Part of the debate – in the Senedd at 2:59 pm on 26 August 2020.
Whilst I welcome the relaxation of restrictions, my objection to these regulations is that they don't go far enough. The First Minister in his statement earlier referred to the need to conduct a balancing act in making decisions about relaxations—the same is true about imposing them in the first place. Whilst the costs of these restrictions seem pretty easy to quantify, we know that there's been a fall of one fifth in our national income in the last quarter, and we know also the cost to the public in other ways through operations that are cancelled in hospitals, or delayed, and the number of deaths for other conditions that have taken place because of the priority given to the treatment of coronavirus patients. But, the benefits, on the other hand, of the restrictions are very much more difficult to quantify.
We know from international comparisons that there isn't that much difference, actually, between countries that have imposed draconian lockdowns and those that have not. The First Minister earlier on referred to the case of Sweden, which he said he'd looked at, and yet, if you look at the experience of Sweden, the costs of their reaction to coronavirus are very much lower than the costs that we've assumed. And Sweden has not suffered in the way that we have in relation to the disease either. At the moment in Sweden, there are only 21 people—21 people—who are in a serious or critical condition through coronavirus. The figure for the UK is 72. A very small number of people are actually suffering significant consequences from contracting the disease.

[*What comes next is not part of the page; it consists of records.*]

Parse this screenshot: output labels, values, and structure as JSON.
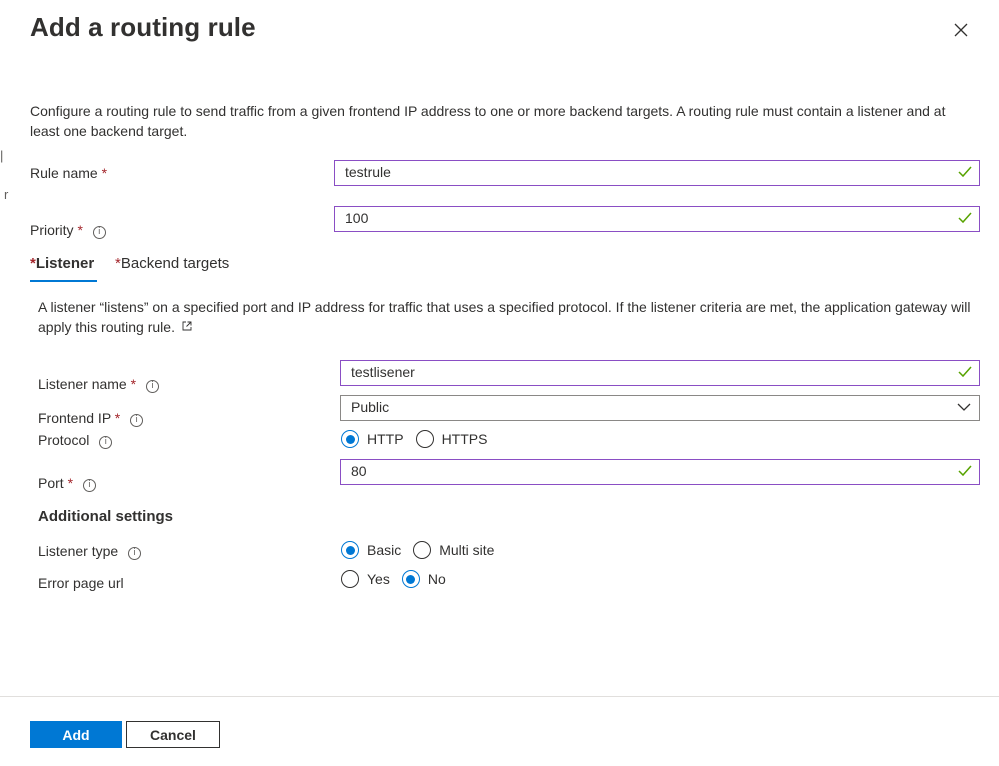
{
  "panel": {
    "title": "Add a routing rule",
    "intro": "Configure a routing rule to send traffic from a given frontend IP address to one or more backend targets. A routing rule must contain a listener and at least one backend target."
  },
  "edge_marks": {
    "char": "r"
  },
  "rule": {
    "name_label": "Rule name",
    "name_value": "testrule",
    "priority_label": "Priority",
    "priority_value": "100",
    "required_mark": "*",
    "info_glyph": "i"
  },
  "tabs": [
    {
      "label": "Listener",
      "active": true
    },
    {
      "label": "Backend targets",
      "active": false
    }
  ],
  "listener": {
    "description": "A listener “listens” on a specified port and IP address for traffic that uses a specified protocol. If the listener criteria are met, the application gateway will apply this routing rule.",
    "name_label": "Listener name",
    "name_value": "testlisener",
    "frontend_ip_label": "Frontend IP",
    "frontend_ip_value": "Public",
    "protocol_label": "Protocol",
    "protocol_options": [
      "HTTP",
      "HTTPS"
    ],
    "protocol_selected": "HTTP",
    "port_label": "Port",
    "port_value": "80"
  },
  "additional": {
    "heading": "Additional settings",
    "listener_type_label": "Listener type",
    "listener_type_options": [
      "Basic",
      "Multi site"
    ],
    "listener_type_selected": "Basic",
    "error_page_label": "Error page url",
    "error_page_options": [
      "Yes",
      "No"
    ],
    "error_page_selected": "No"
  },
  "footer": {
    "add_label": "Add",
    "cancel_label": "Cancel"
  },
  "colors": {
    "accent": "#0078d4",
    "valid_border": "#8a4ec4",
    "check": "#57a300",
    "required": "#a4262c"
  },
  "icons": {
    "close": "close-icon",
    "check": "checkmark-icon",
    "info": "info-icon",
    "external": "external-link-icon",
    "dropdown": "chevron-down-icon"
  }
}
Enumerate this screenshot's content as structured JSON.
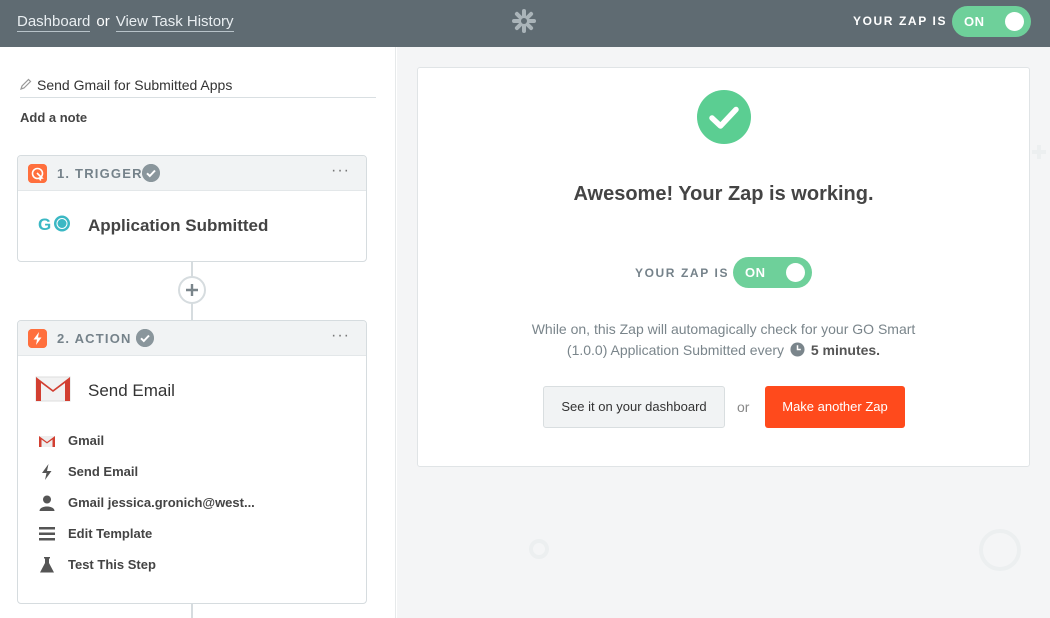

We know that the principal characteristic of COVID is that most people don't suffer any ill effects whatsoever; they're asymptomatic or they have only a very mild form of the virus. The seven-day moving average for deaths in the United Kingdom at the moment is between 14 and 10. There are many, many other causes of death that exceed those figures, and yet we don't impose a draconian lockdown in order to counteract them. The figure for Sweden is zero at the moment—zero deaths.
So, I wonder whether the Minister might not reconsider the Welsh Government's approach to these regulations and be more bold than they have been. Whilst a relaxation, as I say, is welcome, we need a faster relaxation, a more widespread relaxation, because the benefits in relation to the costs greatly outweigh whatever damage might be done.